Expecting silence in return, in 2002 I sent an angry letter to Ms. Magazine. Instead of silence, I received a phone call from Elaine Lafferty, Editor in Chief at the time. “I want to talk to you about your writing,” she said. Rather than choking on my words, I managed to describe my work & vision for the magazine. While she was not as interested in the latter, I will always be grateful to Lafferty for first inviting me to contribute to “the larger conversation” on an international scale. However, the status of fiction & poetry in Ms. is more of an endangered species than ever.
In an e-mail correspondence this month with editor Michele Kort about Ms. & literature, she offered, “I wish we did have more poetry and fiction as well.” Unfortunatley, based on the apparent lack of initiatives to mix things up a little, Kort may be alone in her interest.
I post the following letter from my archives (with a few deletions of personal material) because I believe that it is more relevant than ever. This issue affects numerous national publications, Atlantic Monthly being a notable example. The future of fiction & poetry in major print magazines reflects the diminishing value of literature in our 21st century culture. If women can’t look to venues like Ms. to take a stand & support feminist writers—much less emerging ones—who will?
November 4, 2002
An avid reader and lover of Ms. Magazine, I am also an emerging writer and poet who was shocked to first learn that “Ms. does not accept, acknowledge, or return unsolicited poetry or fiction.” After reading the Summer 2002 / Best of 30 Years Fiction & Poetry Issue, I was stunned and infuriated to read the editors’ statement that “Ms. has been the ‘discovery’ place of first publication for many a now-established poet and fiction writer, serving as a ‘safe-house’ for work considered too daring, too angry, too feminist, too something to see in print elsewhere.”

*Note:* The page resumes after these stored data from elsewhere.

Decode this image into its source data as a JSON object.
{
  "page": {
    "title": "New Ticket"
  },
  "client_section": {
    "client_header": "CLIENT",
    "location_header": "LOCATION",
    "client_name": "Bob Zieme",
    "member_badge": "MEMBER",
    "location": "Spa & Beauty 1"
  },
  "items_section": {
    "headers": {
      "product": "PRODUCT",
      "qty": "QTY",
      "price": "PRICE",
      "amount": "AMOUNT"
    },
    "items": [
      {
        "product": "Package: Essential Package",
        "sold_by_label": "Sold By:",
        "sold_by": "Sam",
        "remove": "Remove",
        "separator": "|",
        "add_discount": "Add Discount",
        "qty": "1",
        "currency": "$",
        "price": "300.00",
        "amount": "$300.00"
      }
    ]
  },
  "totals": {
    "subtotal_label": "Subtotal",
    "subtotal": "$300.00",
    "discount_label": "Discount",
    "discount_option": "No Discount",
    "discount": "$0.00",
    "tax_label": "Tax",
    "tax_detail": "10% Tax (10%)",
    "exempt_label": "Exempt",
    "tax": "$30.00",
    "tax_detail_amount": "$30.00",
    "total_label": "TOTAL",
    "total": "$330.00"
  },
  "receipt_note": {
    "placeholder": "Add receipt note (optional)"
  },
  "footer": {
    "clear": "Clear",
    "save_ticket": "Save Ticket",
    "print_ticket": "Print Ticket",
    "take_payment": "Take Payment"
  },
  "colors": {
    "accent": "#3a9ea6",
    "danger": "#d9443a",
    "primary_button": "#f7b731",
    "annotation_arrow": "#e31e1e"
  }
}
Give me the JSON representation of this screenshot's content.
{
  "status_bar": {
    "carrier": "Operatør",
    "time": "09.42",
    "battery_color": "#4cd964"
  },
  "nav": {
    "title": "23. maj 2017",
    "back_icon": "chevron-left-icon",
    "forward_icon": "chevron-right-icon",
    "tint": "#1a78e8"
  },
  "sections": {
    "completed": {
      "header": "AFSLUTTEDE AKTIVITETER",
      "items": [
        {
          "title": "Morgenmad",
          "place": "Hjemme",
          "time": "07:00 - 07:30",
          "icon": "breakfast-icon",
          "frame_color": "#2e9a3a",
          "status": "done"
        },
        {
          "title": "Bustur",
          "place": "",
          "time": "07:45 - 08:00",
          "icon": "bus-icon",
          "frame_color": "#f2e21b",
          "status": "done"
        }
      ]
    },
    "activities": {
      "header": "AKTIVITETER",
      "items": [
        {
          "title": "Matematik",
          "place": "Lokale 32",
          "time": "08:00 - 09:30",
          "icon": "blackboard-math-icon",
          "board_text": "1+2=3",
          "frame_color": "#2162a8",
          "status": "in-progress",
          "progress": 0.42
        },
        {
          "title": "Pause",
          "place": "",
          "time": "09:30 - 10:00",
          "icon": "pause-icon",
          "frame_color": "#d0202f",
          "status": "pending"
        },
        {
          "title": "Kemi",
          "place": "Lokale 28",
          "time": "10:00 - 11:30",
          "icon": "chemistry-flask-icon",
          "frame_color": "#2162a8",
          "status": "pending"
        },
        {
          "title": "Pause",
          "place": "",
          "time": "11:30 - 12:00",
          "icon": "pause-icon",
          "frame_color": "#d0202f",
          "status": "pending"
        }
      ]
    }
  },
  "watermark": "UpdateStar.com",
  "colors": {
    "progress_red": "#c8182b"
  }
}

The editors were apparently describing the former Ms. Magazine, not today’s incarnation! Ms. is no longer a “discovery” place for emerging writers of fiction and poetry, and the current policy of refusing unsolicited manuscripts effectively silences struggling feminist voices.
Apparently, Ms. has decided that it can no longer take the risk of first publishing women who are not already established within “the system,” that is, the literary “class” system that makes it extremely difficult if not impossible for emerging writers to contribute to the larger dialogue around us. Regarding those now-established writers that Ms. once discovered, how would they have first been published in the magazine with today’s policy? Or is feminism no longer needing fresh blood, voices and visions?
Meanwhile, Ms. made its money on an issue honoring its former self. The magazine did not even have to courage to print the truth: Ms. editors are no longer interested in writers they do not already know, writers who do not have agents or editors, much less unpublished writers!
This letter may be “too daring, too angry, too feminist, too something” for Ms. editors to consider seriously. But take note—this letter represents the case for hundreds of other feminist writers who may not write their own letters for fear that Ms. will discriminate against them in the future. I write for them, all well as myself. Sometimes the one who speaks up is the one who has the least to lose.
I cannot afford my dreams—including the dream of teaching writing workshops for women like myself who have no resources but a passion to write that is making them crazy, breaking their hearts, but somehow keeping their spirit alive. I write, desperately, in small pieces of stolen time that I create out of nothing, when I should be doing twenty other things in order for the next day to happen.
Reading Ms. Magazine at the end of a long day has continually given me hope for a better life. However, while Ms. has made a difference in my life as a woman, it has only confirmed the status quo in my life as a struggling feminist writer.
Please do not publish this letter in your “Letters” section, letting the issue die while pretending to consider it. Instead, I am asking Ms. to end its policy of refusing unsolicited fiction and poetry—and open its heart and its pages to emerging feminist writers.